Ich habe z.B. einmal einen Mandanten gehabt, der mir und dem Gericht erzählen wollte, er sei von der Mafia entführt worden, habe bei grauenhaften Morden zusehen müssen und sei dann von der Mafia wieder in Freiheit entlassen worden.
Ich hab ihm gesagt, das ist so hanebüchen, das solle er sich noch mal gut überlegen. Meine Assistentin stellte dann fest, dass die Geschichte fast genau einem Kinofilm entsprach, der kürzlich zu sehen war. Bis in die Einzelheiten.
Nun, diese story haben wir dem Gericht niemals aufgetischt. Er hat eingesehen, dass es keine gute Idee ist, die Intelligenz der Richter zu beleidigen. Aber manche Leute kommen auf Gedanken.
Hier nun ist die Frage berechtigt, was soll die Behauptung, Maria habe Cannabis konsumiert, bezwecken? Darstellen, dass sie an einer Über- oder Mischdosis zufällig in jener Nacht verstorben sei?
Ich bin zwar nur ein Jurist und kein Mediziner, aber die Sache erscheint mir ebenfalls recht hanebüchen. Und wenn ich dann auch nur "mal" Cannabiskonsum nachweisen kann, nicht aber Konsum in jener Nacht, dann wird es noch dünner. Denn die Theorie der Staatsanwaltschaft erscheint mir, bei den Kenntnissen von der Verhandlung, die ich aus der Presse habe, doch glaubwürdiger.

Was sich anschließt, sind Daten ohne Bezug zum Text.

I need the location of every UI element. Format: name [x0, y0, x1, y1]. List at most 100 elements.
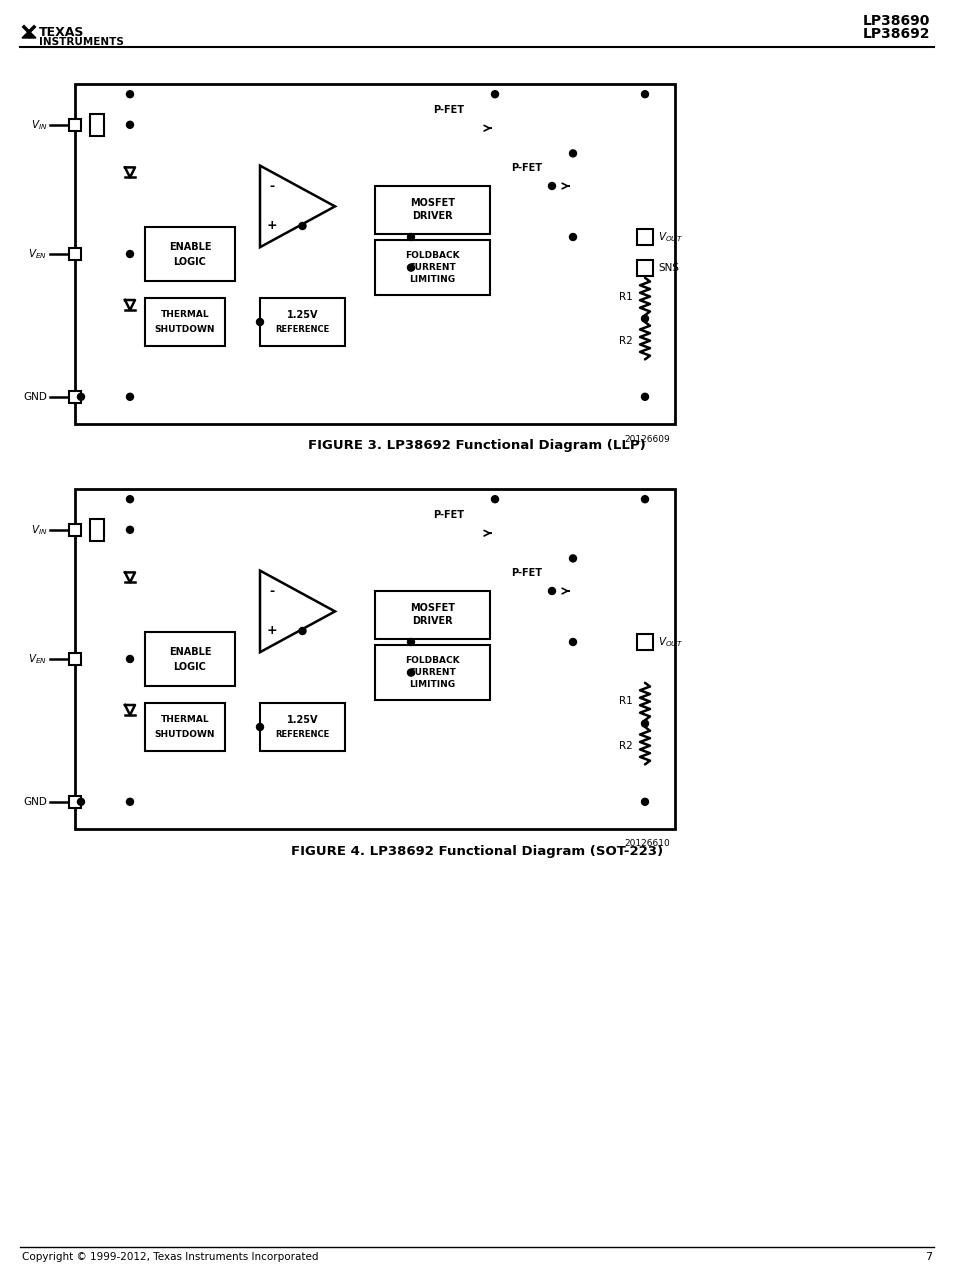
Circle shape: [640, 798, 648, 806]
Text: 20126609: 20126609: [623, 435, 669, 444]
Circle shape: [569, 638, 576, 646]
Text: 7: 7: [923, 1252, 931, 1262]
Text: 1.25V: 1.25V: [287, 310, 318, 320]
Text: $V_{EN}$: $V_{EN}$: [28, 247, 47, 261]
Text: LP38692: LP38692: [862, 27, 929, 41]
Circle shape: [127, 656, 133, 663]
Bar: [637, 229, 652, 246]
Circle shape: [407, 234, 414, 240]
Bar: [260, 298, 345, 345]
Text: FIGURE 3. LP38692 Functional Diagram (LLP): FIGURE 3. LP38692 Functional Diagram (LL…: [308, 440, 645, 453]
Text: FOLDBACK: FOLDBACK: [405, 656, 459, 665]
Bar: [90, 519, 104, 541]
Circle shape: [640, 720, 648, 726]
Text: FOLDBACK: FOLDBACK: [405, 251, 459, 260]
Bar: [90, 114, 104, 136]
Bar: [75, 489, 675, 829]
Bar: [260, 703, 345, 751]
Text: TEXAS: TEXAS: [39, 26, 84, 38]
Circle shape: [640, 394, 648, 400]
Text: 20126610: 20126610: [623, 839, 669, 848]
Circle shape: [256, 724, 263, 730]
Bar: [69, 248, 81, 260]
Circle shape: [127, 394, 133, 400]
Bar: [375, 185, 490, 234]
Bar: [637, 634, 652, 650]
Circle shape: [127, 122, 133, 128]
Text: P-FET: P-FET: [511, 162, 541, 173]
Circle shape: [407, 263, 414, 271]
Circle shape: [569, 150, 576, 157]
Circle shape: [298, 223, 306, 229]
Text: -: -: [269, 586, 274, 599]
Text: R2: R2: [618, 741, 633, 751]
Text: FIGURE 4. LP38692 Functional Diagram (SOT-223): FIGURE 4. LP38692 Functional Diagram (SO…: [291, 844, 662, 857]
Bar: [75, 84, 675, 425]
Polygon shape: [22, 31, 29, 38]
Text: GND: GND: [23, 797, 47, 807]
Polygon shape: [29, 31, 36, 38]
Text: MOSFET: MOSFET: [410, 604, 455, 613]
Text: $V_{EN}$: $V_{EN}$: [28, 652, 47, 666]
Bar: [145, 298, 225, 345]
Text: LP38690: LP38690: [862, 14, 929, 28]
Circle shape: [127, 91, 133, 97]
Text: R1: R1: [618, 292, 633, 302]
Circle shape: [569, 555, 576, 561]
Text: $V_{OUT}$: $V_{OUT}$: [658, 636, 682, 648]
Text: SHUTDOWN: SHUTDOWN: [154, 729, 215, 739]
Circle shape: [548, 183, 555, 189]
Circle shape: [298, 628, 306, 634]
Text: LOGIC: LOGIC: [173, 257, 206, 267]
Text: THERMAL: THERMAL: [160, 311, 209, 320]
Text: P-FET: P-FET: [433, 510, 464, 521]
Circle shape: [491, 496, 498, 503]
Text: $V_{IN}$: $V_{IN}$: [30, 118, 47, 132]
Text: REFERENCE: REFERENCE: [275, 729, 330, 739]
Text: P-FET: P-FET: [511, 568, 541, 578]
Circle shape: [491, 91, 498, 97]
Text: SHUTDOWN: SHUTDOWN: [154, 325, 215, 334]
Text: R1: R1: [618, 697, 633, 706]
Circle shape: [127, 798, 133, 806]
Text: $V_{IN}$: $V_{IN}$: [30, 523, 47, 537]
Text: -: -: [269, 180, 274, 193]
Bar: [69, 654, 81, 665]
Text: P-FET: P-FET: [433, 105, 464, 115]
Text: LOGIC: LOGIC: [173, 663, 206, 673]
Text: +: +: [267, 220, 277, 233]
Bar: [375, 646, 490, 700]
Circle shape: [569, 234, 576, 240]
Text: CURRENT: CURRENT: [408, 668, 456, 677]
Circle shape: [640, 496, 648, 503]
Circle shape: [127, 251, 133, 257]
Text: SNS: SNS: [658, 262, 679, 272]
Circle shape: [407, 669, 414, 677]
Text: DRIVER: DRIVER: [412, 211, 453, 221]
Bar: [145, 632, 234, 687]
Bar: [69, 119, 81, 130]
Bar: [69, 524, 81, 536]
Text: INSTRUMENTS: INSTRUMENTS: [39, 37, 124, 47]
Circle shape: [77, 798, 85, 806]
Text: LIMITING: LIMITING: [409, 680, 456, 689]
Text: LIMITING: LIMITING: [409, 275, 456, 284]
Circle shape: [77, 394, 85, 400]
Text: DRIVER: DRIVER: [412, 616, 453, 627]
Bar: [375, 591, 490, 638]
Circle shape: [127, 496, 133, 503]
Circle shape: [407, 638, 414, 646]
Circle shape: [640, 315, 648, 322]
Circle shape: [256, 318, 263, 325]
Bar: [375, 240, 490, 294]
Text: 1.25V: 1.25V: [287, 715, 318, 725]
Text: GND: GND: [23, 391, 47, 402]
Text: ENABLE: ENABLE: [169, 243, 211, 252]
Bar: [69, 391, 81, 403]
Text: ENABLE: ENABLE: [169, 647, 211, 657]
Circle shape: [548, 587, 555, 595]
Circle shape: [127, 526, 133, 533]
Text: CURRENT: CURRENT: [408, 263, 456, 272]
Text: REFERENCE: REFERENCE: [275, 325, 330, 334]
Circle shape: [640, 91, 648, 97]
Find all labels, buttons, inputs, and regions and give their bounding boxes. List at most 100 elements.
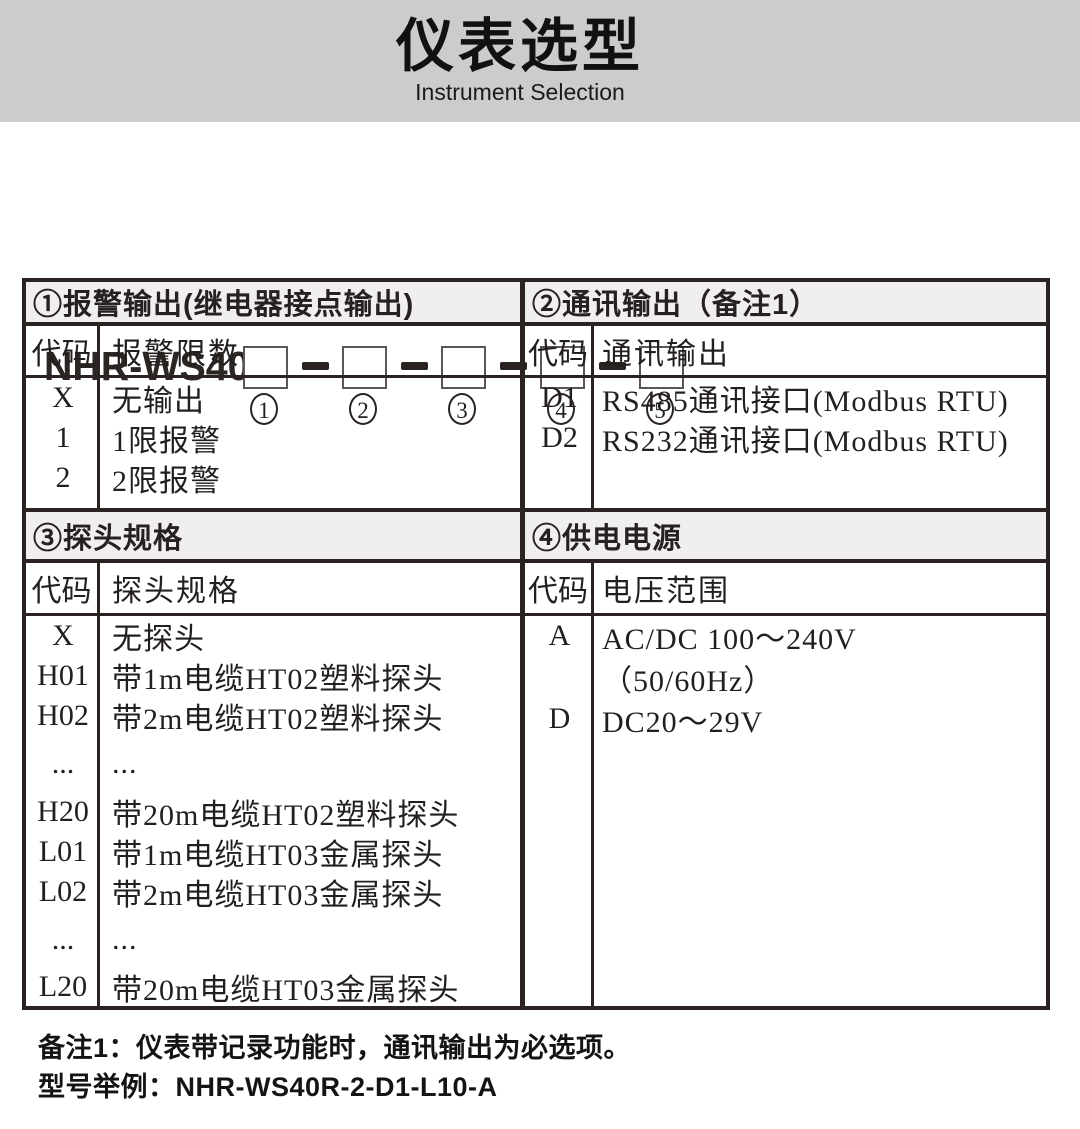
desc-cell: 无输出 [112,385,205,418]
section-rows: X 无输出 1 1限报警 2 2限报警 [26,378,520,512]
desc-cell: 带2m电缆HT02塑料探头 [112,703,444,736]
desc-cell: ... [112,747,138,780]
column-header-desc: 通讯输出 [602,337,730,371]
section-probe-spec: ③探头规格 代码 探头规格 X 无探头 H01 带1m电缆HT02塑料探头 H02 带2m… [26,512,520,1007]
table-row: A AC/DC 100～240V [525,616,1046,656]
table-row: H02 带2m电缆HT02塑料探头 [26,696,520,736]
table-left-column: ①报警输出(继电器接点输出) 代码 报警限数 X 无输出 1 1限报警 2 2限报警 ③探… [26,282,520,1007]
desc-cell: ... [112,923,138,956]
table-row: L02 带2m电缆HT03金属探头 [26,872,520,912]
dash-separator [302,362,329,370]
column-header-desc: 电压范围 [602,575,730,608]
footer-notes: 备注1：仪表带记录功能时，通讯输出为必选项。 型号举例：NHR-WS40R-2-D… [38,1034,631,1112]
table-row: D2 RS232通讯接口(Modbus RTU) [525,418,1046,458]
desc-cell: RS232通讯接口(Modbus RTU) [602,425,1009,458]
code-cell: L02 [38,875,88,908]
note-line: 备注1：仪表带记录功能时，通讯输出为必选项。 [38,1033,632,1063]
column-header-row: 代码 通讯输出 [525,326,1046,378]
table-center-divider [520,282,525,1006]
model-code-box-2 [342,346,387,389]
code-cell: X [52,381,74,414]
selection-table: ①报警输出(继电器接点输出) 代码 报警限数 X 无输出 1 1限报警 2 2限报警 ③探… [22,278,1050,1010]
section-title-power-supply: ④供电电源 [525,512,1046,563]
code-cell: A [548,619,571,652]
dash-separator [599,362,626,370]
code-cell: X [52,619,74,652]
table-row: X 无探头 [26,616,520,656]
model-code-box-5 [639,346,684,389]
dash-separator [500,362,527,370]
desc-cell: 带1m电缆HT02塑料探头 [112,663,444,696]
table-row: D DC20～29V [525,699,1046,739]
code-cell: H02 [37,699,89,732]
model-code-box-3 [441,346,486,389]
model-code-box-1 [243,346,288,389]
desc-cell: 带1m电缆HT03金属探头 [112,839,444,872]
column-header-row: 代码 电压范围 [525,563,1046,616]
table-row: 2 2限报警 [26,458,520,498]
dash-separator [401,362,428,370]
desc-cell: 带2m电缆HT03金属探头 [112,879,444,912]
table-right-column: ②通讯输出（备注1） 代码 通讯输出 D1 RS485通讯接口(Modbus RT… [525,282,1046,1006]
code-cell: H01 [37,659,89,692]
column-header-desc: 报警限数 [112,337,240,371]
table-row: ...... [26,912,520,968]
table-row: H01 带1m电缆HT02塑料探头 [26,656,520,696]
table-row: X 无输出 [26,378,520,418]
code-cell: L20 [38,970,88,1003]
table-row: （50/60Hz） [525,656,1046,699]
table-row: H20 带20m电缆HT02塑料探头 [26,792,520,832]
column-header-row: 代码 报警限数 [26,326,520,378]
section-title-probe-spec: ③探头规格 [26,512,520,563]
table-row: D1 RS485通讯接口(Modbus RTU) [525,378,1046,418]
code-cell [525,656,594,699]
desc-cell: 无探头 [112,623,205,656]
page-title: 仪表选型 [395,14,644,79]
code-cell: D1 [541,381,578,414]
desc-cell: （50/60Hz） [602,664,775,698]
code-cell: D2 [541,421,578,454]
section-alarm-output: ①报警输出(继电器接点输出) 代码 报警限数 X 无输出 1 1限报警 2 2限报警 [26,282,520,512]
column-header-desc: 探头规格 [112,575,240,608]
section-title-comm-output: ②通讯输出（备注1） [525,282,1046,326]
code-cell: 2 [55,461,71,494]
section-rows: A AC/DC 100～240V （50/60Hz） D DC20～29V [525,616,1046,1006]
note-line: 型号举例：NHR-WS40R-2-D1-L10-A [38,1072,498,1102]
desc-cell: 带20m电缆HT02塑料探头 [112,799,460,832]
section-power-supply: ④供电电源 代码 电压范围 A AC/DC 100～240V （50/60Hz） D D… [525,512,1046,1006]
page-subtitle: Instrument Selection [415,79,625,105]
table-row: 1 1限报警 [26,418,520,458]
code-cell: ... [51,923,75,956]
column-header-code: 代码 [525,326,594,375]
circled-number: 3 [448,393,476,425]
title-band: 仪表选型 Instrument Selection [0,0,1080,122]
code-cell: D [548,702,571,735]
section-rows: D1 RS485通讯接口(Modbus RTU) D2 RS232通讯接口(Modbu… [525,378,1046,512]
section-title-alarm-output: ①报警输出(继电器接点输出) [26,282,520,326]
code-cell: ... [51,747,75,780]
column-header-code: 代码 [26,326,100,375]
code-cell: H20 [37,795,89,828]
desc-cell: DC20～29V [602,706,764,739]
section-rows: X 无探头 H01 带1m电缆HT02塑料探头 H02 带2m电缆HT02塑料探头....… [26,616,520,1007]
column-header-code: 代码 [525,563,594,613]
model-ordering-code: NHR-WS40R 1 2 3 4 5 [0,160,1080,425]
code-cell: L01 [38,835,88,868]
section-comm-output: ②通讯输出（备注1） 代码 通讯输出 D1 RS485通讯接口(Modbus RT… [525,282,1046,512]
circled-number: 1 [250,393,278,425]
table-row: ...... [26,736,520,792]
desc-cell: AC/DC 100～240V [602,623,857,656]
desc-cell: 2限报警 [112,465,221,498]
column-header-row: 代码 探头规格 [26,563,520,616]
column-header-code: 代码 [26,563,100,613]
model-code-box-4 [540,346,585,389]
circled-number: 5 [646,393,674,425]
code-cell: 1 [55,421,71,454]
circled-number: 2 [349,393,377,425]
desc-cell: 1限报警 [112,425,221,458]
table-row: L20 带20m电缆HT03金属探头 [26,968,520,1007]
model-prefix: NHR-WS40R [44,343,278,389]
circled-number: 4 [547,393,575,425]
desc-cell: 带20m电缆HT03金属探头 [112,974,460,1007]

Muss ich dann mit diesen Dingen in die Verhandlung marschieren? Das ist die Frage, die ich mir und dem Mandanten stellen muss. Und wenn wir meinen, ich muss, dann darf ich aber nicht überrascht sein, wenn das Gericht die Augenbrauen hochzieht und sich denkt: was soll diese Nebelkerze jetzt noch?
Viele Juristen, ich auch, sind der Meinung Strafverteidigung ist keine Wissenschaft sondern eine Kunst. Vieles ist da erlaubt, aber nicht jeder muss von allen Ausdrucksmöglichkeiten künstlerischer Freiheit überzeugt sein oder sie ausleben.
emz schrieb:Denn da haben wir immer noch diesen Spaten. Der allein schon dürfte reichen, ihm die Tat nachzuweisen.
Nein, das Thema ist gegessen, er hat ja zugegeben, die Leiche vergraben zu haben. Was noch in Frage steht, ist ob er Maria ermordet hat. Dazu sagt der Spaten nicht direkt etwas aus. Das ganze Geschehen jedoch weist durchaus in eine bestimmte Richtung. Meiner Meinung nach hat das Gericht dazu bereits eine Meinung.
Was ich in meiner Karriere schon früh gelernt habe, ist realistisch zu sehen, wann ich das Spiel nicht gewinnen kann. Professionelle Schachspieler geben dann auf, anstatt noch drei oder vier Züge weiterzuspielen um das unvermeidliche Schach-Matt nur hinauszuzögern. Das ist eben meine Persönlichkeit. Andere mögen das anders sehen.